= Mu'tabar Ibrahimova =

Tajikistani actress

Mu'tabar Ibrahimova (Tajik: Муътабар Иброҳимова, Мутабар Ибраги́мова; 2 January 1930 – 18 May 2008) was a Tajikistani actress of the Soviet era.

Ibrahimova was born in Konibodom, and in 1945 entered the Leninabad (later Khujand) Institute of Music while working at the Leninabad Youth Theater. She was on the roster of the Pushkin Comedy Musical Theater of the Republic in 1947. Her first role was Asalkhon in Gulsara by Kamil Yashin and M. Muhammadov, in 1949, after which she played many of the main roles in works presented by the theater.
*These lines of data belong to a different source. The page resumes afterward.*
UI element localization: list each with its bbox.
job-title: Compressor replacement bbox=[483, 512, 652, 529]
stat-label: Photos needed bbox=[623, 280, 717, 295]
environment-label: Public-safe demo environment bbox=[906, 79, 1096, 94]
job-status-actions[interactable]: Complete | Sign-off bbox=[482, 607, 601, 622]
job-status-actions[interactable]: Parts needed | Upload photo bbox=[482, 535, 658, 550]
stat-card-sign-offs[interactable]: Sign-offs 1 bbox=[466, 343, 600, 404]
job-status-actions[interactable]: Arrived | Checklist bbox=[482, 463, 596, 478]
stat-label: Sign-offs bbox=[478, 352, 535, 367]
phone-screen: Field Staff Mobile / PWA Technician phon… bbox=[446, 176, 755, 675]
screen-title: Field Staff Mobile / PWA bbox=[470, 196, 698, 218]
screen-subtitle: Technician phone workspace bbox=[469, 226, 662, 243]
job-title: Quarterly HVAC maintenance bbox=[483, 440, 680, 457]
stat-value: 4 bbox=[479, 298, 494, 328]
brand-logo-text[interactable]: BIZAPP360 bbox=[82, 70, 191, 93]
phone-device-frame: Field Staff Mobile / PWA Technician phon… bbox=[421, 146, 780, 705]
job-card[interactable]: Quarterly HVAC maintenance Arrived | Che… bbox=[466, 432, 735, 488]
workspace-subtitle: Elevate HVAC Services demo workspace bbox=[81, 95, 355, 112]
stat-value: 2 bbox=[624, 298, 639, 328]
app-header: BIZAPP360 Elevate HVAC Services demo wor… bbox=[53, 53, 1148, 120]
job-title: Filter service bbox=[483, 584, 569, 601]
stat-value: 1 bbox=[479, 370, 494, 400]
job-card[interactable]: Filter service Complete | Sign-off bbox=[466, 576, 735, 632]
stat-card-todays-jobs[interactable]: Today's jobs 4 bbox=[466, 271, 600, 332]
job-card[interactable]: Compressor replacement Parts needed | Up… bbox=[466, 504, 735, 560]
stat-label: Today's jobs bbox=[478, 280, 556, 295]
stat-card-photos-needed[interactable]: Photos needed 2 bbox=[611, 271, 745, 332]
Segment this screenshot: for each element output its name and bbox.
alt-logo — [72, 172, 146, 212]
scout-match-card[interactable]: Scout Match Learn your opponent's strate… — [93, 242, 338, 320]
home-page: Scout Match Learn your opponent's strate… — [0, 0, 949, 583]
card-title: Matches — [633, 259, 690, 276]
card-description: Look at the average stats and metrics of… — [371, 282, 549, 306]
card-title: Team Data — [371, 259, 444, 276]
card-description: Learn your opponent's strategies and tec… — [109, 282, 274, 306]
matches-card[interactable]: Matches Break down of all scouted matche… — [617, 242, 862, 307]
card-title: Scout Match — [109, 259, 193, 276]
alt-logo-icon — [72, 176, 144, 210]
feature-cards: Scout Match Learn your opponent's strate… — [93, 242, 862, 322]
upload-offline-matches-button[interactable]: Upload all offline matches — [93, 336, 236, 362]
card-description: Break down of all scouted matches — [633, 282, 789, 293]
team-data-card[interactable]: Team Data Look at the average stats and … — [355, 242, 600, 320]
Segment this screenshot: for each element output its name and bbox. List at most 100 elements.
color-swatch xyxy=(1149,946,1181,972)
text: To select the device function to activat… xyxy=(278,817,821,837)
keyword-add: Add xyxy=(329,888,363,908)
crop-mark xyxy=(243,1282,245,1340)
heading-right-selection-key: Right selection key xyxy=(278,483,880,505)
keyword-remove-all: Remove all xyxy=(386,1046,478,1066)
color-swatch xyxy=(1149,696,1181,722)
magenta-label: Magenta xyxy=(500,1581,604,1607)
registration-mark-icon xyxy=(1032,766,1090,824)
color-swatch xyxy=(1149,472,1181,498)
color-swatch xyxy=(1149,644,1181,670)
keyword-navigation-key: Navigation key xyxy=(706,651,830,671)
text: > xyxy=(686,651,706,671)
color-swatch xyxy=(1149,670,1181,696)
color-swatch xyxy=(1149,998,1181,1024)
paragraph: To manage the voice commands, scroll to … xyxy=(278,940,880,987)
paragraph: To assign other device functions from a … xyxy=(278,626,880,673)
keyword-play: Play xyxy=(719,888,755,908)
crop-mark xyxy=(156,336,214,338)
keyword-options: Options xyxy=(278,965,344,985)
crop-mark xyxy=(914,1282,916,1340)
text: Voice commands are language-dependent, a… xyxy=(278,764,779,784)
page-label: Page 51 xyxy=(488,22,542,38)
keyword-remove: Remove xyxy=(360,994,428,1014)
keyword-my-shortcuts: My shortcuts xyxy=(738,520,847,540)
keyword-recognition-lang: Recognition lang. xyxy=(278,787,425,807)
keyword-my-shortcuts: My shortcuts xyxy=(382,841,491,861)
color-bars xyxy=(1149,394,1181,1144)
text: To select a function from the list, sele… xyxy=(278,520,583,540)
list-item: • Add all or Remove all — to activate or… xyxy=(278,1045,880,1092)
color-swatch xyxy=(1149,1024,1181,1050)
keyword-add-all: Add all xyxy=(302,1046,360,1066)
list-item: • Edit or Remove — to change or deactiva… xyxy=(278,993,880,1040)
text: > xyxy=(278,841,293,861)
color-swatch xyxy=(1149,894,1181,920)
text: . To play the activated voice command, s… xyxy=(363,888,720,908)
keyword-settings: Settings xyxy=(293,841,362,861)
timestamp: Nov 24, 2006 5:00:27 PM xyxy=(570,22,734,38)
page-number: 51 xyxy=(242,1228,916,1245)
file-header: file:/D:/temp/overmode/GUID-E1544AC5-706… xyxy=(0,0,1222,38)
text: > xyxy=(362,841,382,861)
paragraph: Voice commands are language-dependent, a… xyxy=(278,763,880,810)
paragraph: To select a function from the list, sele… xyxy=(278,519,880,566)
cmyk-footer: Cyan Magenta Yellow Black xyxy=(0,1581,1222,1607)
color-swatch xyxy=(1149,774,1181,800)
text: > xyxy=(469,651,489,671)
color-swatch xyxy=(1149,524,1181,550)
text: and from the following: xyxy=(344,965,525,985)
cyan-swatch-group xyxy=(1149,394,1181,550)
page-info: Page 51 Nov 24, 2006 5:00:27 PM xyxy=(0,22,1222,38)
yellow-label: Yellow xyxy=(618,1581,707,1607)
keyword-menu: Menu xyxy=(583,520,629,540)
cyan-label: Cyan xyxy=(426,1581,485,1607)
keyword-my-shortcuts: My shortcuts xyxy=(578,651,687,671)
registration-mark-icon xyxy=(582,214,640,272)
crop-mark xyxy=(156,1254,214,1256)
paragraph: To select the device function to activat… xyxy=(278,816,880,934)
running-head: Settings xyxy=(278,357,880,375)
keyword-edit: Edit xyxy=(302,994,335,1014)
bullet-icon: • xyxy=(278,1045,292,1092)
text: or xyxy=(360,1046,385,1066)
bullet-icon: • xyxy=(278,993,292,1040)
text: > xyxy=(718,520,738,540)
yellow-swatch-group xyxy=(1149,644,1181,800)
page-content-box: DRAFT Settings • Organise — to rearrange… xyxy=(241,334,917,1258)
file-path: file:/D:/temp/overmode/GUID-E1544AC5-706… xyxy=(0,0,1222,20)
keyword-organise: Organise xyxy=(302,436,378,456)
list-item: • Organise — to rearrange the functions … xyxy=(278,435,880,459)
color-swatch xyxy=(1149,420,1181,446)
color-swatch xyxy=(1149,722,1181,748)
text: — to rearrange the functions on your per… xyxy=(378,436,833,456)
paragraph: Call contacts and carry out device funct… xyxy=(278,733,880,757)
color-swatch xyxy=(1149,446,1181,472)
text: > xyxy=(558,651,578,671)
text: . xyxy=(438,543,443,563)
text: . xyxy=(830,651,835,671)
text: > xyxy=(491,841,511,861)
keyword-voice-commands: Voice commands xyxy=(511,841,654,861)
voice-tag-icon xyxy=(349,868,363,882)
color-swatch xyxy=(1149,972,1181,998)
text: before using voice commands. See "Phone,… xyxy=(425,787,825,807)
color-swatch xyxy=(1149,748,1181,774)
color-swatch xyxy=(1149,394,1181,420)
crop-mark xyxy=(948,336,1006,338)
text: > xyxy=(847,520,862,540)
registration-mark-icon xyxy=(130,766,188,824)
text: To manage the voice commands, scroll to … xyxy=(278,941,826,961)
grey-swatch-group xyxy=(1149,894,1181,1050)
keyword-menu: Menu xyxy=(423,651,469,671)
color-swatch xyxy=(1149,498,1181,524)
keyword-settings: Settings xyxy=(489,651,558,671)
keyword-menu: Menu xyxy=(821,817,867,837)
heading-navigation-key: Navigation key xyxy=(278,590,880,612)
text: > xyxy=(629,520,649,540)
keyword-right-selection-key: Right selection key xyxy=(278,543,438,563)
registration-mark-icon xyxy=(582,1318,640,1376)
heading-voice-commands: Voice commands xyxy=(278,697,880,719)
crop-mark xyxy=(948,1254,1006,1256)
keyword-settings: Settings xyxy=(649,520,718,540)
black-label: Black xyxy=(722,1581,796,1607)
Other roles which she essayed include Modar in Mother Was Worried by Faizullo Ansori; the title role in Nurkhon by Komil Yashin; Farmobini in The Rebellion of the Brides by Said Ahmad; Shamsiniso in By Order of the Cheka by Azam Sidqi; Sad Barq in The Poet's Heart by Rahim Jalil; and Shirin in Farhad and Shirin, also by Komil Yashin. Ibrohimova was also active as a screen actress, with roles in such films as When the Mill Stopped, 1973; The Unimportant Beecame Important, 1976; and Strange Luck. Named a People's Artist of the Tajik SSR in 1974, she received numerous other awards during her career, including three medals, the Order of the Badge of Honour, and the Order of the Presidium of the Supreme Soviet of Tajikistan. She remained associated with the theater in Khujand for the duration of her career, and was otherwise active in local cultural life as well.